On the main deck, there’s a huge lounge forward, flanked by convenient fender and line stowage compartments. Doors in these compartments provide access to the backside of the lower helm for electronics maintenance. The table, settee and sun pad are inviting, but if this were my yacht, I think I’d spring for the optional Bimini top, which folds into its own stowage space. On the other hand, if you want shade, there’s another table and two benches on the afterdeck, under the overhang of the flying bridge. An additional sun pad resides here as well, atop the tender stowage compartment, with gate-protected steps on either side down to the oversize swim platform. The platform protects the big ZF SeaRex surface drives that so efficiently turn horsepower into knots for this 92-foot speedster.
Up the hatch-protected stairway to port is the flying bridge, a feature that is not readily apparent from the profile of the yacht. That’s even truer now that streamlined fiberglass moldings, styled and gelcoated to blend into the bridge sides, have superseded the stainless-steel railings of earlier builds. The bridge’s helm folds up for use and down for a sleeker appearance at other times, and the back of the helm seat swings forward hydraulically to create additional seating at the table, or down completely to create another sun pad. An immense U-shape settee surrounds the high-low table, and if you reverse the helm seat, the area can accommodate up to 13 guests.
I could go on and on about the clever folding/sliding bulkhead at the after end of the salon — it opens completely at the touch of a button — about the fitted drawers for the Christofle crystal and flatware, and about the good traffic flow patterns and clever space utilization. They’re all important points, but they’re not what’s truly at the heart of the Pershing 92.

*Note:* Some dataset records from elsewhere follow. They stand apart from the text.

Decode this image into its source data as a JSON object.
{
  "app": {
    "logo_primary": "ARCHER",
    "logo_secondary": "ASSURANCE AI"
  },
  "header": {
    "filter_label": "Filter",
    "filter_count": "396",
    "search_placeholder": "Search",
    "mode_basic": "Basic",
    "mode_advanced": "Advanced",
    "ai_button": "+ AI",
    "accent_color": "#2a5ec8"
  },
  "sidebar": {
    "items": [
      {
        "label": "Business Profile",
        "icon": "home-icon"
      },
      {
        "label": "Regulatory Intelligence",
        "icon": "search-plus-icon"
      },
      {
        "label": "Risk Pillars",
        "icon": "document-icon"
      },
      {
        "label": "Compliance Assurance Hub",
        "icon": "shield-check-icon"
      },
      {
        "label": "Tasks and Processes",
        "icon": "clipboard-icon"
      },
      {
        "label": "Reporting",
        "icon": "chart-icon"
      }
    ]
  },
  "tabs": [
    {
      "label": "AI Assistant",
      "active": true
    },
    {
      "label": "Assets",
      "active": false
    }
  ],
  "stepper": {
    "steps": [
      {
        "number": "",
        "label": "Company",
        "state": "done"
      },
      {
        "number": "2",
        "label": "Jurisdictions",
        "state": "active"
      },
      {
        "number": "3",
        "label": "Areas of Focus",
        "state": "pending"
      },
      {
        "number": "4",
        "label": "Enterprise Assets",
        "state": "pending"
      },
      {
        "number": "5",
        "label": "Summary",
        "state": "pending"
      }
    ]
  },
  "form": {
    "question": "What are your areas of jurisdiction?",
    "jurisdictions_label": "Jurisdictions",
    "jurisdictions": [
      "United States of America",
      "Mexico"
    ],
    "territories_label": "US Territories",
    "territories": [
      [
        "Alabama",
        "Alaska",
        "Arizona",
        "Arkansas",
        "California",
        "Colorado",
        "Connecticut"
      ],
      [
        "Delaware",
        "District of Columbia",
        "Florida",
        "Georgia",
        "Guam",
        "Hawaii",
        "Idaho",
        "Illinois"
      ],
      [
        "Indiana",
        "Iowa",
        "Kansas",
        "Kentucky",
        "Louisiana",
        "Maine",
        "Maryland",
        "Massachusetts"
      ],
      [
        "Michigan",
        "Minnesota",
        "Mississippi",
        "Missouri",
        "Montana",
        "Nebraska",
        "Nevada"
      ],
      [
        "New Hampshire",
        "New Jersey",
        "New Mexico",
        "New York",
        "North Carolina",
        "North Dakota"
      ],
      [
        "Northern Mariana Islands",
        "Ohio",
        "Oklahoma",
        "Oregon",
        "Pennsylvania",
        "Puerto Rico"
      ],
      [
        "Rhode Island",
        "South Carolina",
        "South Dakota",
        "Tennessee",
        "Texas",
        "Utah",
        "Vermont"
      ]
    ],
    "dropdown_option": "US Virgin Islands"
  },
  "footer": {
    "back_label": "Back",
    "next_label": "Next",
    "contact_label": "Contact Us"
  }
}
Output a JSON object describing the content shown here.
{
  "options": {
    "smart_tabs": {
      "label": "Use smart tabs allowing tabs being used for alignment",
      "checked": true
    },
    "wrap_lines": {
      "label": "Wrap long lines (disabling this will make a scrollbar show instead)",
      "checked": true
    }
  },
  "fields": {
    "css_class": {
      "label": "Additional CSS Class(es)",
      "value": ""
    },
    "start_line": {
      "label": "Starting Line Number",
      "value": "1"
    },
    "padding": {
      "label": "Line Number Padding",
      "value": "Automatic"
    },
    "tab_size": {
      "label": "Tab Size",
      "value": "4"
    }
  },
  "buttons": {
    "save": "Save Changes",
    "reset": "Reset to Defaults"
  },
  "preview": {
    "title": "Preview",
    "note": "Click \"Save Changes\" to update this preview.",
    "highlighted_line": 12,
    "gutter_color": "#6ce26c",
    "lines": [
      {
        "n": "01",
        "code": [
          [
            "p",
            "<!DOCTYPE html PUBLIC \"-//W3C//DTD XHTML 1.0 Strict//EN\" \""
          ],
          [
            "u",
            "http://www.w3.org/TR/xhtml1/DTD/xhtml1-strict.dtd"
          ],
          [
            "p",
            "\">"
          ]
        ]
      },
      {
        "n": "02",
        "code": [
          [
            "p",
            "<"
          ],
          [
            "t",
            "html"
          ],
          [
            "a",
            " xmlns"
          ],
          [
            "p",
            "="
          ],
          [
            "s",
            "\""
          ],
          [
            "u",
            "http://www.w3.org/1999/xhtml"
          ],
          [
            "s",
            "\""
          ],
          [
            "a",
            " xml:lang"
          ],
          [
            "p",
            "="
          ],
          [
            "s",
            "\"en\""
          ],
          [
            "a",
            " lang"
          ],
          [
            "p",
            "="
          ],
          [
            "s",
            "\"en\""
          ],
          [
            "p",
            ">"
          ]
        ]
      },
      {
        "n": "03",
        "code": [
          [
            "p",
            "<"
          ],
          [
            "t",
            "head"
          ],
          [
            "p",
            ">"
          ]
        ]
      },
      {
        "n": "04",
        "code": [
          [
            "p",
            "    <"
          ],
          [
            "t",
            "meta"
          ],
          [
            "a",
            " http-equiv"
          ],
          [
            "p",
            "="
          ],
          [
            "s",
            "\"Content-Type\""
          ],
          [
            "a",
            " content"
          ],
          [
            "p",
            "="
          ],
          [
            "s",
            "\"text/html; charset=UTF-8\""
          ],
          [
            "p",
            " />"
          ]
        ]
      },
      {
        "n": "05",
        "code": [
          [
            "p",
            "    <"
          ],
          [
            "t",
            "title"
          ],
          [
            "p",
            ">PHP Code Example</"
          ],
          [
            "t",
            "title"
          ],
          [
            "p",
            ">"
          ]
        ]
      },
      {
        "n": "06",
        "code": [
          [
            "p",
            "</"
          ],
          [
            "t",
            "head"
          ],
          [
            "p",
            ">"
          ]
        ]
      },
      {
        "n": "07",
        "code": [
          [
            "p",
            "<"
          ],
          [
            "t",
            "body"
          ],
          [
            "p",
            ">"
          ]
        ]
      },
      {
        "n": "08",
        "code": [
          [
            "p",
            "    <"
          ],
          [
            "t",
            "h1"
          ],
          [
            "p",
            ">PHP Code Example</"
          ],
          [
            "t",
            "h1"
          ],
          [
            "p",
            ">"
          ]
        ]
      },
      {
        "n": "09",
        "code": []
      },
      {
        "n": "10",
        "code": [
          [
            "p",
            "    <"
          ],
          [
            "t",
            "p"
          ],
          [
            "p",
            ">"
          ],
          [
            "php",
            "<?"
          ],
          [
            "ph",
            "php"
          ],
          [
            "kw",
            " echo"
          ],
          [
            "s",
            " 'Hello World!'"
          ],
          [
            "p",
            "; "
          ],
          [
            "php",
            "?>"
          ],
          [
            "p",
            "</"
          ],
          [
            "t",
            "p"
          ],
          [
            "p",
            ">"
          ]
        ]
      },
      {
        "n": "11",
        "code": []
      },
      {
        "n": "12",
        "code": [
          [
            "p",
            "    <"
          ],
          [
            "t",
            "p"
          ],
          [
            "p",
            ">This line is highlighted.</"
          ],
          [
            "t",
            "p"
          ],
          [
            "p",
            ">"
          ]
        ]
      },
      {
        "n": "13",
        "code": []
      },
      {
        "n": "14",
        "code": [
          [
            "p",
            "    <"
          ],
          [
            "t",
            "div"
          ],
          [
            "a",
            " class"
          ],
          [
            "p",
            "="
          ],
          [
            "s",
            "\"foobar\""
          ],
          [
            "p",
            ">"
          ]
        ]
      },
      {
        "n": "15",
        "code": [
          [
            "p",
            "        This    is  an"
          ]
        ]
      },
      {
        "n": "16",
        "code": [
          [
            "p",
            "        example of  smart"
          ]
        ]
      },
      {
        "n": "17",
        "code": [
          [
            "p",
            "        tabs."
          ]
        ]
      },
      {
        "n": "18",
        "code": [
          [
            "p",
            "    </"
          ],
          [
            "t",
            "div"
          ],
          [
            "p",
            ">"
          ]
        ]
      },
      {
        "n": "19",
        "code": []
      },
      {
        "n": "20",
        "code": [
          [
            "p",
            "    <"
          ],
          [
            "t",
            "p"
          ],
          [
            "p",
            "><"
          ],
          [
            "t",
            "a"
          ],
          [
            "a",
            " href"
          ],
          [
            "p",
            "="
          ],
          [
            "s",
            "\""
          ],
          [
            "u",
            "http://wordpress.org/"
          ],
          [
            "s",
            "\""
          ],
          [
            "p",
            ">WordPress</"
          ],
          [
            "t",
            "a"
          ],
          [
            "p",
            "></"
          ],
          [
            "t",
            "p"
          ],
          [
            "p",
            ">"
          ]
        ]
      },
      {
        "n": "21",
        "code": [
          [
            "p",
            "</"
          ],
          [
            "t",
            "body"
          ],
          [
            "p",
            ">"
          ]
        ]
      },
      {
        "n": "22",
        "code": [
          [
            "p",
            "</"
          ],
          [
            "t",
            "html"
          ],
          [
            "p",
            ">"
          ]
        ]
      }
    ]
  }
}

What I remembered best, at the end of the day, was Rich Jones, Ferretti’s senior corporate captain, suggesting with a smile that I let go of the wheel and grab the tiny joystick that sat unobtrusively at the center of the console. Wheeeee! I was instantly back in my D Class hydroplane, but this was a 92-foot, 90-ton missile hurtling across Biscayne Bay at a little north of 50 miles per hour. Far faster than I could ever spin the wheel, the stick swung the drives from side to side for turns that threatened to blow out the props and send us into a spin, but didn’t. The 92 was carving donuts as though she were a PWC, so much so that the thought of wake-jumping crossed my mind: But there are, after all, limits to my insanity. Quite simply, it was — as my grandchildren would say — one of the “funnest” days I’ve had in a long, long time. Thanks, Pershing, for a boat capable of reminding me that the heart of a kid still beats inside.